Campocatino lies in a beautiful karstic basin 1,800 metres above the seal level and is surrounded by the Ernici and the Cantari Mountains, which are part of the Apennine chain.
Its altitude allows it to have enough snow throughout the skiing season, although artificial snow can be produced on site when necessary.
There are 12 kilometres of ski slopes of varying difficulty: black (experts), blue (easy) and red (intermediate). There is also a 5-kilometre cross-country skiing circuit that runs through spectacular woodland.
Other activities commonly offered at Apennine resort villages are ski mountaineering, off-trail skiing, Nordic skiing and snowboarding.
Campocatino in particular also offers the possibility to practice carving, bob, ice-skating and take excursions with snowshoes.
Campocatino is home to an Astronomical Observatory which operates under a very dark sky and employs sophisticated instruments. For this reason it is considered one of the most advanced recreational observatories in Italy and Europe.

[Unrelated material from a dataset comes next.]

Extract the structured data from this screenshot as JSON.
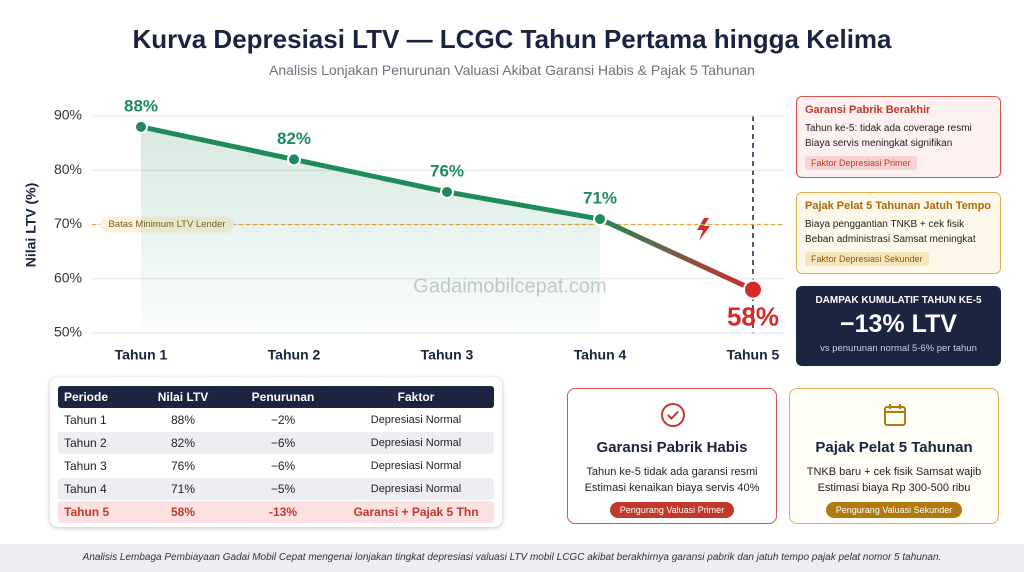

The observatory is also a research centre for light pollution, authorized by the Italian Astronomical Society. More specifically it gathers valuable data used to assess the damage caused by this kind of pollution and offers solutions.
This research has produced guidelines which some communities in Italy have already adopted to control public lighting and reduce light pollution.
Every year during summer the Observatory opens its doors to the public for a few evenings, giving visitors the opportunity to gaze at galaxies, comets, nebulae and many other wonders that can be observed in a pitch-black star-studded sky.